Two movies about the life of Truman Capote — “Capote” and “Have You Heard?” — will be released this year and next. The author’s classic book “In Cold Blood,” and the movie that followed, introduced the nation to Holcomb, Kan., and forever linked it in people’s minds to the 1959 killings of the Clutter family that occurred there.
And now it appears that another Kansas town — Park City — will become subject to the public’s morbid fascination with gruesome crimes and the criminals capable of committing them. But Capote — who masterfully blended fact and fiction in “In Cold Blood” to create the true crime genre — deserves partial credit for all of the books about Dennis Rader that are sure to come.
Posted by Melissa Cooley

No sense in recruiting in the wrong places

The Wichita school board took a prudent step Monday in making it easier for parents to keep their child’s contact information from being passed along to military recruiters. Instead of reflecting poorly on the troops, as some are suggesting, the new opt-out approach simply gives parents some semblance of control over their family’s privacy. That’s a precious thing these days. And chances are that those kids who want to serve in the military won’t let this modest change stand in their way.
Posted by Rhonda Holman

Pat Roberts’ postcard from Gitmo

Sen. Pat Roberts, R-Kan., has an interesting commentary in today’s Kansas City Star about his recent visit to the Guantanamo Bay Naval Base, stressing that the detainees are bad people who are being treated well and are still generating good intelligence. He wrote: “Everything I saw is consistent with what we have learned from the Senate Intelligence Committee’s ongoing oversight of operations at Gitmo: It is a tightly run ship with excellent internal, as well as external, oversight and supervision.” Roberts’ point is well-informed and -taken, especially after Sen. Dick Durbin’s ill-chosen comparison of Guantanamo to Nazi camps.
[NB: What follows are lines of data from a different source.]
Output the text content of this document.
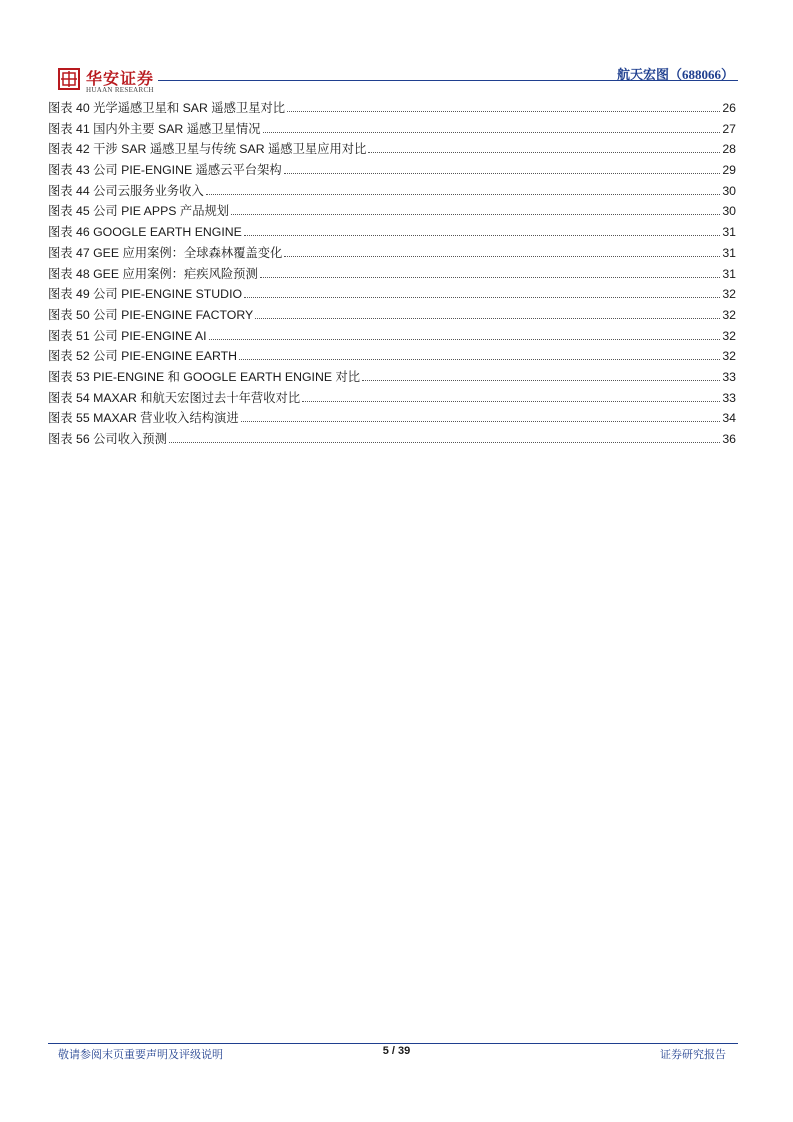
华安证券
HUAAN RESEARCH
航天宏图（688066）
图表 40 光学遥感卫星和 SAR 遥感卫星对比	26
图表 41 国内外主要 SAR 遥感卫星情况	27
图表 42 干涉 SAR 遥感卫星与传统 SAR 遥感卫星应用对比	28
图表 43 公司 PIE-ENGINE 遥感云平台架构	29
图表 44 公司云服务业务收入	30
图表 45 公司 PIE APPS 产品规划	30
图表 46 GOOGLE EARTH ENGINE	31
图表 47 GEE 应用案例：全球森林覆盖变化	31
图表 48 GEE 应用案例：疟疾风险预测	31
图表 49 公司 PIE-ENGINE STUDIO	32
图表 50 公司 PIE-ENGINE FACTORY	32
图表 51 公司 PIE-ENGINE AI	32
图表 52 公司 PIE-ENGINE EARTH	32
图表 53 PIE-ENGINE 和 GOOGLE EARTH ENGINE 对比	33
图表 54 MAXAR 和航天宏图过去十年营收对比	33
图表 55 MAXAR 营业收入结构演进	34
图表 56 公司收入预测	36
敬请参阅末页重要声明及评级说明	5 / 39	证券研究报告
But I’m curious as to whether Roberts realizes that “everything” that he, a prominent U.S. senator, saw might not be everything that goes on at this facility.
Posted by Rhonda Holman

Rove firing watch

President Bush has assured the nation, most recently on June 10, 2004, that he would fire anyone in the White House who had leaked the identity of CIA operative Valerie Plame.
Now that top presidential aide and “Bush’s brain” Karl Rove has been confirmed as one of the leakers, will Bush carry through on his pledge?
Bush firing longtime strategist Rove is inconceivable, says one blog wag. That “would be like Charlie McCarthy firing Edgar Bergen.”